Now I would not argue that the banks that have been subject to fines and other sanctions by the US government are innocent. They are not. The form of their punishments, though, seems somewhat self-destructive for the government, considering what had been its long-term interest in collecting a steady, predictable and bearable tax on the commerce and wealth of the rest of the world by encouraging use of the dollar payments system.
As Vespasian was trying to tell his son, payments systems, starting with coin mints, have been a way of bringing value into the realm of state control, including metal or other forms of money that were not originally legitimate, or savoury, or that came from another state. The US government, in effect, is saying, “We do not want you to use the dollar payments system to collect money from those at or beyond the edge of legitimate society and use it to buy US securities. We will just confiscate that money from banks when we need it, at unpredictable times, using regulations that may be hard to reconcile with each other. But we do not care.”
I am not sure this is a superior business model from the point of view of the government itself, but it is what they are doing. Even the gold dealers profiting from the shift to gold-based stores of value and clearing mechanisms think this leads to a less safe world. But one adapts.

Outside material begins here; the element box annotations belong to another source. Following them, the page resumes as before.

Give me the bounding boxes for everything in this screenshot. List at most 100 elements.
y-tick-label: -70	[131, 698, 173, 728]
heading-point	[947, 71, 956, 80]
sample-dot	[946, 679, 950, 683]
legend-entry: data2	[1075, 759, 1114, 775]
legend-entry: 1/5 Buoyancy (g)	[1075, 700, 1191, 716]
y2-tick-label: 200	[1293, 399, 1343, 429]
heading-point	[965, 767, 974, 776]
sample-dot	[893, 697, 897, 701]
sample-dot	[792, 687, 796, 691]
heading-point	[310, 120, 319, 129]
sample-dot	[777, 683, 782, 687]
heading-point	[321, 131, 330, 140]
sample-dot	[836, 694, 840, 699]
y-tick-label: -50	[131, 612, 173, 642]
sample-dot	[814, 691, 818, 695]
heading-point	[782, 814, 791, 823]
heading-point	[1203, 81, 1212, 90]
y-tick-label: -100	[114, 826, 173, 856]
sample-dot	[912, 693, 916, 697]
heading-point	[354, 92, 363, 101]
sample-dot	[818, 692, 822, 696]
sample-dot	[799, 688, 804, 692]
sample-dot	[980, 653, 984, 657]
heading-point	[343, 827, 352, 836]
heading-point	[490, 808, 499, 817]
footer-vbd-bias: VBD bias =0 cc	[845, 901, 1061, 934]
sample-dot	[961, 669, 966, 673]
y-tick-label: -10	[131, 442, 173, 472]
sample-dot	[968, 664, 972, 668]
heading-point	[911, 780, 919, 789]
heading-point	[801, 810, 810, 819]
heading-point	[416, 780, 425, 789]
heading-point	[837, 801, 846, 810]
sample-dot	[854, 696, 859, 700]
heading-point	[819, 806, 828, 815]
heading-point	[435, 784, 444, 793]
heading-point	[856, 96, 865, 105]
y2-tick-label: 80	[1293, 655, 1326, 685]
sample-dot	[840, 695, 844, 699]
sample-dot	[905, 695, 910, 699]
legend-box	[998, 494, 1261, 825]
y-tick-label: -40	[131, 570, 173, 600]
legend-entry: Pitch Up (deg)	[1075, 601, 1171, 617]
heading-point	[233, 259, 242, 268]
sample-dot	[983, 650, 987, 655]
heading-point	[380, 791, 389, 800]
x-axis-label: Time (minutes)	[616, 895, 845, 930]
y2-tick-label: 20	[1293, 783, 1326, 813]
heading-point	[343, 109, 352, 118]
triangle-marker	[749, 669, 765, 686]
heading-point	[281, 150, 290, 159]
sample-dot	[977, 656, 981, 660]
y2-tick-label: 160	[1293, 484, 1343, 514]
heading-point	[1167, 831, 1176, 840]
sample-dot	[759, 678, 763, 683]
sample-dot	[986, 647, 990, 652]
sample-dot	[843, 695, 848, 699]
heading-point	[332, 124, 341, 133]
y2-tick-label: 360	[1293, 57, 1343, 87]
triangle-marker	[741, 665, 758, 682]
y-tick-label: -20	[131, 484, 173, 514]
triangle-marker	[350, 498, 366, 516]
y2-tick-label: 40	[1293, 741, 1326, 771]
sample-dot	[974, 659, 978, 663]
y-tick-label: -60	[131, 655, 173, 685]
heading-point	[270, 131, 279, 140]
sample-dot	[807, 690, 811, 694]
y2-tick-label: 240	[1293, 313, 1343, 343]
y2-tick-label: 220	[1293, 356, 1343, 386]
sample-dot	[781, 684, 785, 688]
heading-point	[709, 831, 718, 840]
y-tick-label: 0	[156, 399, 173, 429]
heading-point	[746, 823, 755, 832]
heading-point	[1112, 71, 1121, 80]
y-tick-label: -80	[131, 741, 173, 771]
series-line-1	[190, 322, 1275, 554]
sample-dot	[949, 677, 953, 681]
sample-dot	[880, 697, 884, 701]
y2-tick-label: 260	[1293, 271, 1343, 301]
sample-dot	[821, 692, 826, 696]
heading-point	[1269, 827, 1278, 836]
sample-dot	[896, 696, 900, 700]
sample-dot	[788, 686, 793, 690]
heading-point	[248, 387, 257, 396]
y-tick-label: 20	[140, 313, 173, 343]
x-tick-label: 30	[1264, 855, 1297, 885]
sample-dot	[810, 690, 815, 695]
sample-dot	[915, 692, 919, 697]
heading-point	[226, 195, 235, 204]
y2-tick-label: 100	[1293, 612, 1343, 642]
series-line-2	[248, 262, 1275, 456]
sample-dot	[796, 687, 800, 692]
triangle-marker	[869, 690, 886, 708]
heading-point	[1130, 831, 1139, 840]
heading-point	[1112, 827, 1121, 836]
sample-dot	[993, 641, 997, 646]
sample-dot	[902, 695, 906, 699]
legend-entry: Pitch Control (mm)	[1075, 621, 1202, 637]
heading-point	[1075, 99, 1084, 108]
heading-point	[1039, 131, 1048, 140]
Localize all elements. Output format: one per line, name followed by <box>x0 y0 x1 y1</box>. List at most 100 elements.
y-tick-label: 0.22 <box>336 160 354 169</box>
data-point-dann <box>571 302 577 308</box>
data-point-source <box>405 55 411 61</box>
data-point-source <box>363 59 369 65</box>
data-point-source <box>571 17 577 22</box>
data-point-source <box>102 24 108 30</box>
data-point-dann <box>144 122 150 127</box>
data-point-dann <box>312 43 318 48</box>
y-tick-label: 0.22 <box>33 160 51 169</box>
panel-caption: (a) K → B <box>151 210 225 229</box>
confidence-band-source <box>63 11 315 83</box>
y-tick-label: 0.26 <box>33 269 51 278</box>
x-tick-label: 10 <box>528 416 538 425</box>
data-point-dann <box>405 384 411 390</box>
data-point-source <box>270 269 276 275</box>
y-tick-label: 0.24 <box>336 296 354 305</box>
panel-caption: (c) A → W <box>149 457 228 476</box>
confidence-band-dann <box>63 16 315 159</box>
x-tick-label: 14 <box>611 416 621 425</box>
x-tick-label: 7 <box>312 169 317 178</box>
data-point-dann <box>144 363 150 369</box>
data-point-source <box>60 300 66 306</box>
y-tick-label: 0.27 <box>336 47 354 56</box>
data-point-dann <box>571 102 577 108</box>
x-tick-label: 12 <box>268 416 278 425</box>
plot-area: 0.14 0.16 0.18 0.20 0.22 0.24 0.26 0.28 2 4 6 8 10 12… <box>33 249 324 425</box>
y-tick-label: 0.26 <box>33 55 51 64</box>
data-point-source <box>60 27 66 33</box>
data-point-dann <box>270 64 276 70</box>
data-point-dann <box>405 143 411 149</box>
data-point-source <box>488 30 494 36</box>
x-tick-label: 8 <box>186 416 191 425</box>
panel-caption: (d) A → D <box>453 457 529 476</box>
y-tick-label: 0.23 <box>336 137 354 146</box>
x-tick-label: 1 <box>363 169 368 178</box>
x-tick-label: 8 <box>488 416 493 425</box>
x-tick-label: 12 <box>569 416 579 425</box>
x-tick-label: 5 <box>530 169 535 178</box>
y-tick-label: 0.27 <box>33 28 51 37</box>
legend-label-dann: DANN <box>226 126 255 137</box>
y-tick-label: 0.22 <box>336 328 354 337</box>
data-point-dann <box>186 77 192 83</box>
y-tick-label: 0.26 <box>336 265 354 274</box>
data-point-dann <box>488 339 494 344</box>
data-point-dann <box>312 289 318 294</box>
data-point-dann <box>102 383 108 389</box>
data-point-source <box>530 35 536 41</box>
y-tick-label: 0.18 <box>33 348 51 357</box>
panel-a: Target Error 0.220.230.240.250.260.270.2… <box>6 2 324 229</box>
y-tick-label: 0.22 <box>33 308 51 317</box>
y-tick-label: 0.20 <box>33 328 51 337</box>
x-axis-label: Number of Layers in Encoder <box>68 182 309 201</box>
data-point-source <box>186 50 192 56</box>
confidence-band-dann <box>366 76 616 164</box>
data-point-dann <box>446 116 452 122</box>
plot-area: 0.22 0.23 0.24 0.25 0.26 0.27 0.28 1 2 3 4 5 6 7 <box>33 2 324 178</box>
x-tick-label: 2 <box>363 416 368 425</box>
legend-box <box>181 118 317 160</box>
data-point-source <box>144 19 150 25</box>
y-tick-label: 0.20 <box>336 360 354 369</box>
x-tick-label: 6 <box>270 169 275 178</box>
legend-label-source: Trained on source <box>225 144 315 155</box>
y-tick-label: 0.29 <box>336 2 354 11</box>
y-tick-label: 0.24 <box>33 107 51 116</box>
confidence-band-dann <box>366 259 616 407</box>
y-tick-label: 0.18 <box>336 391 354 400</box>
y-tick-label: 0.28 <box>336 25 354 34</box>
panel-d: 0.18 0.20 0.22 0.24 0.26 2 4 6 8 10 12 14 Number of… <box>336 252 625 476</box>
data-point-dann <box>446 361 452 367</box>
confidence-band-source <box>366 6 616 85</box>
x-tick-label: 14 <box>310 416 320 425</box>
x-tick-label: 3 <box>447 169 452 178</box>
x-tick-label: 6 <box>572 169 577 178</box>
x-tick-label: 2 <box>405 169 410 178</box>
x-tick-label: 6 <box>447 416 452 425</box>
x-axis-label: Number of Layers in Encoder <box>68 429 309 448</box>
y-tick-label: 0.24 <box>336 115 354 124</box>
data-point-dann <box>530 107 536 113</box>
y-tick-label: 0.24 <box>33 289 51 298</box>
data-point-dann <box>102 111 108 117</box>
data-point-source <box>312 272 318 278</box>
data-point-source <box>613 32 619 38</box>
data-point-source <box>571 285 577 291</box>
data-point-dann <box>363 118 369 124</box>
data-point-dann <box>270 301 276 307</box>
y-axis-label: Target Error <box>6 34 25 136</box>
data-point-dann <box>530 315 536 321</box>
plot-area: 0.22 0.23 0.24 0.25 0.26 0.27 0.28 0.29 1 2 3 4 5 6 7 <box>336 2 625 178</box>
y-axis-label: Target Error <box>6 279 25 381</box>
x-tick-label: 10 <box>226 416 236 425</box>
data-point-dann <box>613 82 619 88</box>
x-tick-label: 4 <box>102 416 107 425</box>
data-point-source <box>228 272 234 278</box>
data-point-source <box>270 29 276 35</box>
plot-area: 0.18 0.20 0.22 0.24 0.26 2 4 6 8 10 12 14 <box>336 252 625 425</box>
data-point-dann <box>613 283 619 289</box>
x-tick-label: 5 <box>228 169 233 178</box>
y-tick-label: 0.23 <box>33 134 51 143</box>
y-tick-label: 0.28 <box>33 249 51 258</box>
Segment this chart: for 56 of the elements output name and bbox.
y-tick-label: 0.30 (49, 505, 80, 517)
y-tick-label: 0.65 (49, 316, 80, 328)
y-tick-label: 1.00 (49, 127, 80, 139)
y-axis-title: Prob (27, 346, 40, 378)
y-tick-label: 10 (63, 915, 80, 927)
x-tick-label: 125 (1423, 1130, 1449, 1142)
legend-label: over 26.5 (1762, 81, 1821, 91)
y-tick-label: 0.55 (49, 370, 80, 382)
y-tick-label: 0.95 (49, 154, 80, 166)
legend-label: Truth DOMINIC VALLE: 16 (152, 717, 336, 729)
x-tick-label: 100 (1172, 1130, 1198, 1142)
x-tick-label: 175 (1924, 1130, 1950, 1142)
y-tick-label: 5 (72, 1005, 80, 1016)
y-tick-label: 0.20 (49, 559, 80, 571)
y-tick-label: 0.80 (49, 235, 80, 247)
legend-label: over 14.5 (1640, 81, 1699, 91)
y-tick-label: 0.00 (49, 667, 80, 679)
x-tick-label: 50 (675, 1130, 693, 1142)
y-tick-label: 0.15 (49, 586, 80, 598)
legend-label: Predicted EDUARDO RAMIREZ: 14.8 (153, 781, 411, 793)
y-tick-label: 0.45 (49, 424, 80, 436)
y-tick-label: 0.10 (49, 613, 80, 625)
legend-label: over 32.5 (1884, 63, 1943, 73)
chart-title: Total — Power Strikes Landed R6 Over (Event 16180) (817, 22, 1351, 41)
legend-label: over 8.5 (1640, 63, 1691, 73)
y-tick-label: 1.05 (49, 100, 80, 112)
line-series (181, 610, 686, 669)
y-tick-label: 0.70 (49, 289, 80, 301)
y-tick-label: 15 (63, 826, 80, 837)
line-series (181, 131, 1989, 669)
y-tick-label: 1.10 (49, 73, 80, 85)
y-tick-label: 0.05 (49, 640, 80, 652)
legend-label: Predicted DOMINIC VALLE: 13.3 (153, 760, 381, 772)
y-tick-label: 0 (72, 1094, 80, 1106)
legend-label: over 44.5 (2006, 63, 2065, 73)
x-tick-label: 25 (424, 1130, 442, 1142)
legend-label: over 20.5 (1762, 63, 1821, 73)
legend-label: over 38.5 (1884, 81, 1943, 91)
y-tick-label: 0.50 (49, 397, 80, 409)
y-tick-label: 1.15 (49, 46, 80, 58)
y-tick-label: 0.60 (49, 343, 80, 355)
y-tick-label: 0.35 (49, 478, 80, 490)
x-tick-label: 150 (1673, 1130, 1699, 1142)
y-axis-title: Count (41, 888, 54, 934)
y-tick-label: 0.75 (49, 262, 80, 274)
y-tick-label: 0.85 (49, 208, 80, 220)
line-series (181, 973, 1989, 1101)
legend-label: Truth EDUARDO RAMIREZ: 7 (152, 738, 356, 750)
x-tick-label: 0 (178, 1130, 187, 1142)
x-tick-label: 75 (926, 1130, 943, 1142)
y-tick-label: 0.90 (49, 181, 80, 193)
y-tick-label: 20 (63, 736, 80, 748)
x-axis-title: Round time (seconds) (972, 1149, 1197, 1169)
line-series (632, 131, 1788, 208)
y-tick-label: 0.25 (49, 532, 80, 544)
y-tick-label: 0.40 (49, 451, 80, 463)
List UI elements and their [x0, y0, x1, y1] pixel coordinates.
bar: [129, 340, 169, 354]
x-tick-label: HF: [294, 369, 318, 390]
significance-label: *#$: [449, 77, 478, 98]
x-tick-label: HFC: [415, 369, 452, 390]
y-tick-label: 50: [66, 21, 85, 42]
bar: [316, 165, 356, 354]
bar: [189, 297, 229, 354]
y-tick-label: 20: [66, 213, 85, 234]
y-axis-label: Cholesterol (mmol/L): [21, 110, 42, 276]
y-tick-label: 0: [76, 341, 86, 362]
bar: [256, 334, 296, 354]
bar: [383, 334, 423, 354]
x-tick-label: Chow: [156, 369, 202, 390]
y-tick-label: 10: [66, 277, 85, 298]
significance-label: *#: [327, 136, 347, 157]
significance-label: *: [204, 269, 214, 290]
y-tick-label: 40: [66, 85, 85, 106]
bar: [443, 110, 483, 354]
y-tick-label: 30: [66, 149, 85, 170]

So gold in the form of the traditional 400-ounce London good delivery bars is flown to Switzerland, where it is melted and refined into kilo and sub-kilo bars. Then it is flown, say, to Istanbul, Dubai, Shanghai, or Singapore, where it goes into a secure vault owned and operated by some family who have been in the business for a few hundred years.
Then, let us say, someone at an oil-loading port in the region, on recording the delivery of a tanker load, will phone the banker of the supplier (near an Iraqi border, wherever those are today) to work out payment terms. Then the buyer will call a gold banker, who will shift bullion bars from one side of a vault to the other side.
This is far more trouble, and incurs far higher fees, than going through some service such as SGS and settling a transaction through, say, JPMorgan’s correspondent bank, that is ultimately settled in Fed funds posted in New York.
But it is less expensive than having dollar cash balances frozen indefinitely, or having one’s dollar clearing bank covering fines through interest rate margins or service fees.
As a US taxpayer, I would much prefer that the government bring in the necessary revenues through broader, efficient and predictable taxation, or borrowing through the banking system, not confiscating its capital. It makes America look bad.